Three days ago, there it was: ‘BEG’. The first few letters of the reference code for a full time job at £100 a week.
BEG/41796 offers several twelve hour shifts over a 7 day working week, for a homecare assistant in the Bedminster area of Bristol. The ad said this is a permanent job, designed to enhance the lives of elderly people. For £2.70 an hour the care company wanted a car driver over the age of 18. This employer was even prepared to pay up front for the criminal records bureau check that is mandatory for any company taking on careworkers.
The national minimum wage for workers over the age of 21 in the UK is currently £5.93 an hour, rising to £6.08 next month. For apprenticeships however, the minimum hourly rate is £2.50. This job, the BEG job, was advertised as a 37 hour a week apprenticeship.
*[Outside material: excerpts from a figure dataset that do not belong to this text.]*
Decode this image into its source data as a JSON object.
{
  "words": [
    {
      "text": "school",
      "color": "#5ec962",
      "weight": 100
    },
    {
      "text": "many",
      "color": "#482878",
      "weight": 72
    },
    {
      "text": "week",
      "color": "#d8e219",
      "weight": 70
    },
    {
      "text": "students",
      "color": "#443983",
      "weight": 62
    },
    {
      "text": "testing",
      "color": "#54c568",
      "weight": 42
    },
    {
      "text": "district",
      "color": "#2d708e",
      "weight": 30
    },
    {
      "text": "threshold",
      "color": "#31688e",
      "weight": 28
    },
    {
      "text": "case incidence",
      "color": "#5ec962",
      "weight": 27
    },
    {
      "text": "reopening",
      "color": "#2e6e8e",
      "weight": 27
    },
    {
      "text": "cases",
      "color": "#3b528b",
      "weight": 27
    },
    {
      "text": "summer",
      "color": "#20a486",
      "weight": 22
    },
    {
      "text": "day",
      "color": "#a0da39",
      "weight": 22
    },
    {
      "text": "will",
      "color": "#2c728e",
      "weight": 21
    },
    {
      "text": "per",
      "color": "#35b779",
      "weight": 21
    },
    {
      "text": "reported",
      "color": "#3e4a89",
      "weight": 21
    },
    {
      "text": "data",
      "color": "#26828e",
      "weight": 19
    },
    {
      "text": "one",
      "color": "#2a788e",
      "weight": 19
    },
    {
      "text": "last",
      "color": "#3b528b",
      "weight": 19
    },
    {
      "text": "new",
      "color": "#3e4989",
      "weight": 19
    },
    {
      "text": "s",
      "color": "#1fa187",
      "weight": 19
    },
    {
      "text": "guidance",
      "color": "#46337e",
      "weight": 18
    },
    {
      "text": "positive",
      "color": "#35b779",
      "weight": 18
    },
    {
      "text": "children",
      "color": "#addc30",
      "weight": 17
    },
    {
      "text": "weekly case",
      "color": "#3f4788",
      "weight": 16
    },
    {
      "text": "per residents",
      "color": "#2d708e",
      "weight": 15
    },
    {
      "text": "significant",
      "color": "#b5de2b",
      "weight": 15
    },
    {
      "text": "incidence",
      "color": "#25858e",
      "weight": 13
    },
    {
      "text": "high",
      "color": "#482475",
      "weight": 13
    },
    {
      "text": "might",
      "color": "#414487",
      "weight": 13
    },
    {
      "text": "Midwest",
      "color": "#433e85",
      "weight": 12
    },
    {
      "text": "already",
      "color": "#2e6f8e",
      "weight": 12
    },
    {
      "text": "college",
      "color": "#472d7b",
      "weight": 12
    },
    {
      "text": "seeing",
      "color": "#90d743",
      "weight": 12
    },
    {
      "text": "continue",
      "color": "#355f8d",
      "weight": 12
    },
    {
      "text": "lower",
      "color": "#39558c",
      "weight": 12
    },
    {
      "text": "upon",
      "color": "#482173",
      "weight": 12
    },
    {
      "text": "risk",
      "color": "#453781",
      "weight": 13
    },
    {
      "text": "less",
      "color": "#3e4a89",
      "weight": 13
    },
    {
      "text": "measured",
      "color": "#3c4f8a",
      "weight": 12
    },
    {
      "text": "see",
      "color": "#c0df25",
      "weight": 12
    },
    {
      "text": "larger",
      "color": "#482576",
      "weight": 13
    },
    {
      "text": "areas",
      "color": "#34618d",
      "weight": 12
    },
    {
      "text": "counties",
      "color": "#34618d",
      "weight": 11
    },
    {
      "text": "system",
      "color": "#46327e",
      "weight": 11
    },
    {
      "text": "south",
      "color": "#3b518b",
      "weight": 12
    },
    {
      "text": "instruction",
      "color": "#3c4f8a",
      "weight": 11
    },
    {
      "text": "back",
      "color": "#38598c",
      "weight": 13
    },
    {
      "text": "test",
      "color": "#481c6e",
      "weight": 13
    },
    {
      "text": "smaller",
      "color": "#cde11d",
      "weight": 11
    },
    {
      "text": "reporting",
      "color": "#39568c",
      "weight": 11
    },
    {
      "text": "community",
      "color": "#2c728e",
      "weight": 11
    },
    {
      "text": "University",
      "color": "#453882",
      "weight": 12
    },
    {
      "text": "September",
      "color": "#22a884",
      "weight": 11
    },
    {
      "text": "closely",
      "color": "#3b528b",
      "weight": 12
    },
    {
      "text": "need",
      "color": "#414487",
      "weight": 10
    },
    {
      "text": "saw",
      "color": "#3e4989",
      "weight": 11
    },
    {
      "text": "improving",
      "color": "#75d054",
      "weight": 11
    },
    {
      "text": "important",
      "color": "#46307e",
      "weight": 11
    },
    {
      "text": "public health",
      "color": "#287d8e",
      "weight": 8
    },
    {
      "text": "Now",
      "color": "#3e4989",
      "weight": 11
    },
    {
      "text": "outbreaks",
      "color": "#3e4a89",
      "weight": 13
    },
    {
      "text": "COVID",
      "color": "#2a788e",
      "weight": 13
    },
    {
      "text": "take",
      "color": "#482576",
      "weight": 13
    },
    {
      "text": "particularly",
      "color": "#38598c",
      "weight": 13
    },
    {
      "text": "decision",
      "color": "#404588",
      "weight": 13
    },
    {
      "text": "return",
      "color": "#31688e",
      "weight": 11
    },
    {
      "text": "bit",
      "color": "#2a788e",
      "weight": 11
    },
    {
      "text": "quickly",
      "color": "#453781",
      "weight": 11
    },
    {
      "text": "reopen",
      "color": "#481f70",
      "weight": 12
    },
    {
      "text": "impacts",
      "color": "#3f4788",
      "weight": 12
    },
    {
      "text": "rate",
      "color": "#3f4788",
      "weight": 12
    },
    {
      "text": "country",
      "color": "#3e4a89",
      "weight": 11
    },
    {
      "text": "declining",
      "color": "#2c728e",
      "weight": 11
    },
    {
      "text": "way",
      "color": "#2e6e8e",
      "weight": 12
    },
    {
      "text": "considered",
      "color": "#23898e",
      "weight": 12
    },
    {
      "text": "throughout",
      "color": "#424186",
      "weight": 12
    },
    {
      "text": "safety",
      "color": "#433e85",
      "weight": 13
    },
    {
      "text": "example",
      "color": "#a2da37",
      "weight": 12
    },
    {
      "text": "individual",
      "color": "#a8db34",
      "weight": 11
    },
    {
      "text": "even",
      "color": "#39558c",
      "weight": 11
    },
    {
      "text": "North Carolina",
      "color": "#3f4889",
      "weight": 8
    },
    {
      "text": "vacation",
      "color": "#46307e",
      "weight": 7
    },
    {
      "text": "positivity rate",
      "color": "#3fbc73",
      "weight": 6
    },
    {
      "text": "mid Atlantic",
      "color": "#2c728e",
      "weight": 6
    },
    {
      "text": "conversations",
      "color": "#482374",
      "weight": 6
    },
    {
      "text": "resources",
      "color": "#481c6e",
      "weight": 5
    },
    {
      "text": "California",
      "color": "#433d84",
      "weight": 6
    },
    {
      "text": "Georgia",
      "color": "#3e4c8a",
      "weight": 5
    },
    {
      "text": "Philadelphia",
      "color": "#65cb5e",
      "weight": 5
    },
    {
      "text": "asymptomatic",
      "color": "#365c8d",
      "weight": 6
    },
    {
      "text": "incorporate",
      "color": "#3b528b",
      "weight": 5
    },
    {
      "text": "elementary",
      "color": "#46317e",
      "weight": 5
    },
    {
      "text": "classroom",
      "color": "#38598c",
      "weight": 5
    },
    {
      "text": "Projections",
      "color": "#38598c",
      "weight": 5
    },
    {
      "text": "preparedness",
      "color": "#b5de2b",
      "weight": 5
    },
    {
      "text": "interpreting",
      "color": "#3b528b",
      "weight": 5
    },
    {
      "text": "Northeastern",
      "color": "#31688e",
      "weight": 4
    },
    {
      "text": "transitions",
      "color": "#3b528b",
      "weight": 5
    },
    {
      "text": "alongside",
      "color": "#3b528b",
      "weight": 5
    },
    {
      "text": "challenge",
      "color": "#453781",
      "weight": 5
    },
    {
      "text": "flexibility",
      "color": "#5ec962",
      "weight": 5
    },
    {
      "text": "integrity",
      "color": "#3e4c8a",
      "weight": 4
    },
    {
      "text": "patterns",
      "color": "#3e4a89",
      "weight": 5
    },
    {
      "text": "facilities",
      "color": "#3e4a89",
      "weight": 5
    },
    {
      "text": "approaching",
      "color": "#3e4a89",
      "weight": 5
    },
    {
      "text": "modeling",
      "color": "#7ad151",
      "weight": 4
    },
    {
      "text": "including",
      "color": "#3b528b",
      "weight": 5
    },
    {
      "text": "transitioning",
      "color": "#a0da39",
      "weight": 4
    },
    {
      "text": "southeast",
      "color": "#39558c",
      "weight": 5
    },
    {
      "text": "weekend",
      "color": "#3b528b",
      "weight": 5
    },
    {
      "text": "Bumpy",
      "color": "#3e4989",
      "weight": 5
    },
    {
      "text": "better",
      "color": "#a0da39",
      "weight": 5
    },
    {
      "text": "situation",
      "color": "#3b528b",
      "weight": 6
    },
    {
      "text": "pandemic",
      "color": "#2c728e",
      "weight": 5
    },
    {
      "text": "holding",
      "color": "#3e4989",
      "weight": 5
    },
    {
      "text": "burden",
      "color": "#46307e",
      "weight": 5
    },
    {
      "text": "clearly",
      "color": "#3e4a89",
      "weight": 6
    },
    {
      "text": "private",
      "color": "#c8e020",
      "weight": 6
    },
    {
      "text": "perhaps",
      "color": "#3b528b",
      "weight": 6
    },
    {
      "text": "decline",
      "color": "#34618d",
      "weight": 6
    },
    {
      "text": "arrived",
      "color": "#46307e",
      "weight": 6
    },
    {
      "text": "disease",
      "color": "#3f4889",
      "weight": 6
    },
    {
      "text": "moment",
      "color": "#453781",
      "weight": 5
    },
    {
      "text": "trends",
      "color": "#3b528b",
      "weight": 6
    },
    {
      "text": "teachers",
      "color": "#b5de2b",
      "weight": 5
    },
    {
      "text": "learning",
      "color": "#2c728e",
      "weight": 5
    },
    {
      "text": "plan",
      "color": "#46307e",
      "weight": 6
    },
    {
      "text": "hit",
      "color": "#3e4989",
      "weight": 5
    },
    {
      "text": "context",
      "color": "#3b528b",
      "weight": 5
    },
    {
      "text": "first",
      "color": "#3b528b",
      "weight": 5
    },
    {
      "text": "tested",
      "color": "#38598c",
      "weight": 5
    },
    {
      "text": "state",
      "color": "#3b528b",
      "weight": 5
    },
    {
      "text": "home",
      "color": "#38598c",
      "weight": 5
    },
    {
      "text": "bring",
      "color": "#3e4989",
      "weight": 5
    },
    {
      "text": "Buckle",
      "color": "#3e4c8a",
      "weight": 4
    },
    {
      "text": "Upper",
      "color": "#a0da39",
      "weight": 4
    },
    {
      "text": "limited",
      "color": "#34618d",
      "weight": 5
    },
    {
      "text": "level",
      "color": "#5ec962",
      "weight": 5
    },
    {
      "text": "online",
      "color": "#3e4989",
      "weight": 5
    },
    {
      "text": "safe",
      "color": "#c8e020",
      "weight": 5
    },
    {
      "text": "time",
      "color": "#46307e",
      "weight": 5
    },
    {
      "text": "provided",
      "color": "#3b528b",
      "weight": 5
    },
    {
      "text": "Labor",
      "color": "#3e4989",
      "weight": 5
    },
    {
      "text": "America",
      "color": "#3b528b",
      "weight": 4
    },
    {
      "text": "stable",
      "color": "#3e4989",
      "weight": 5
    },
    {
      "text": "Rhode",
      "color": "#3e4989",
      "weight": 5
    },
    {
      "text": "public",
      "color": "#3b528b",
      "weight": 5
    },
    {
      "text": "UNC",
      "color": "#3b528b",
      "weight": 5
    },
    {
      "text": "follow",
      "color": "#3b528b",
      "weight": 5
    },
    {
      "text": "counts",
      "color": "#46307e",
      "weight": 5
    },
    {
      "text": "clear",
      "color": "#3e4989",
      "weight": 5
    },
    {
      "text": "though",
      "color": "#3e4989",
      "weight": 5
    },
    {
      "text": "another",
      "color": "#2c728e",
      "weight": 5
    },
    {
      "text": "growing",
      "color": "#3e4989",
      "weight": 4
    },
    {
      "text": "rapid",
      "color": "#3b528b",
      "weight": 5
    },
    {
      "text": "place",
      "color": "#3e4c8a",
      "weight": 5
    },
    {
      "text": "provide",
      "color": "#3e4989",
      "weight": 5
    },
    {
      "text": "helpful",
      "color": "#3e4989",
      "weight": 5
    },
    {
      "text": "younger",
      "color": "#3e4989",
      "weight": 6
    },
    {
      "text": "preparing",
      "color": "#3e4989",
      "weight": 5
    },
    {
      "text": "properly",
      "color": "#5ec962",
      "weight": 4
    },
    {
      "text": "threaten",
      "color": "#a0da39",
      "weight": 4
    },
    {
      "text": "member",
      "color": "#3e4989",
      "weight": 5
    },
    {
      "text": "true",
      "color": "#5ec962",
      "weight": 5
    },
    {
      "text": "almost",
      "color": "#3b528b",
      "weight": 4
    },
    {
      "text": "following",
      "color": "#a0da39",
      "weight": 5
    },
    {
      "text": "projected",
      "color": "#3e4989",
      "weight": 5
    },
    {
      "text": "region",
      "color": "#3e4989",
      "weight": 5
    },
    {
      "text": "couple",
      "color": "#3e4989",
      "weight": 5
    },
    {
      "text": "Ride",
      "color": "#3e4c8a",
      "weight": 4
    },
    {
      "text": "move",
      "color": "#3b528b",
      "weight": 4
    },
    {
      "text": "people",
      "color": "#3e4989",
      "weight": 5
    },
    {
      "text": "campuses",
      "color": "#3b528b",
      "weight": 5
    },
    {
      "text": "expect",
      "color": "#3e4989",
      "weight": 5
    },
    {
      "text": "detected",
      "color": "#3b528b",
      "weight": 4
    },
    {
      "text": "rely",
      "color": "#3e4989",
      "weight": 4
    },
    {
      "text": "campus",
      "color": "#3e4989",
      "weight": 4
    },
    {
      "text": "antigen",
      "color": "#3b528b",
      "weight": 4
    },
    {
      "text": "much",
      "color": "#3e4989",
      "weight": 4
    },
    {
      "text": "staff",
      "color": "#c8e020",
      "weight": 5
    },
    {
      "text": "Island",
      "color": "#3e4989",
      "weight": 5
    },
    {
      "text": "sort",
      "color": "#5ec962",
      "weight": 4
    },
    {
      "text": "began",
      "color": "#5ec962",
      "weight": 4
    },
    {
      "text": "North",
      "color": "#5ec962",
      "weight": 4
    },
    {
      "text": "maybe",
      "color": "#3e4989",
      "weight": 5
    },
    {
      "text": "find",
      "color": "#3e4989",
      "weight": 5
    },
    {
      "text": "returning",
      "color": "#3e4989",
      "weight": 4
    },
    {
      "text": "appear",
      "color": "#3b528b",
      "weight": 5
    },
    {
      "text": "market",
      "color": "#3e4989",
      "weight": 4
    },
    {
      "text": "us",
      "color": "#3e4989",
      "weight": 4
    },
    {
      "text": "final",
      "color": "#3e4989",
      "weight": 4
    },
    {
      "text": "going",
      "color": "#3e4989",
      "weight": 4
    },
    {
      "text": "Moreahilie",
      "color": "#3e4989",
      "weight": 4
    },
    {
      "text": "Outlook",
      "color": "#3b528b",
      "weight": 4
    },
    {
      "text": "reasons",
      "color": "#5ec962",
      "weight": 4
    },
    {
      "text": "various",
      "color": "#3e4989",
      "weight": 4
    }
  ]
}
According to the National Apprenticeships Service website, apprenticeships offer the opportunity to ‘work alongside experienced staff to gain job specific skills’. The BEG job, as advertised by the Job Centre, specifically described what was required of any successful candidate:
‘Duties include working without supervision in the homes of service users, providing support as part of the care package. Preparing meals and snacks and assisting with feeding, undertaking shopping and minor financial transactions, to assist with social activities and promote or assist with personal hygiene task which could include toileting bathing or dressing. To prompt taking of medicines prescribed. A car driver is preferred and must be 18+ as you will be working alone in service users homes. ‘
Working without supervision, working alone, working in the privacy of an older person’s own home. Enhancing the life of someone so vulnerable they cannot use a toilet, wash or dress themselves without help. Trusted to spend this person’s money on their behalf and pay the household bills. Making sure this poorly person does not forget to take their tablets. Precious work indeed.
I told a friend who does this precious sort of work herself, as a Homecare assistant employed by a Council. In a rage about the level of exploitation of both the potential employee and vulnerable adult, she phoned Job Centre Plus to demand the adverts’ removal. A manager, clearly embarrassed, agreed it looked ‘suspicious’. Within minutes, all trace of the job disappeared from both the job centre and its website.
It is unfortunate that evidence of the Job Centres’ casual disregard for employment standards can be so quickly erased. However, if you fancy your chances and wish for BEG, sign up to the government’s apprenticeship vacancy matching service online. You can find the same job as featured with Job Centre Plus. Helpfully, along with the job description, the name and address of the employer is provided too. As yet, I haven’t shared these extra pieces of information with my friend.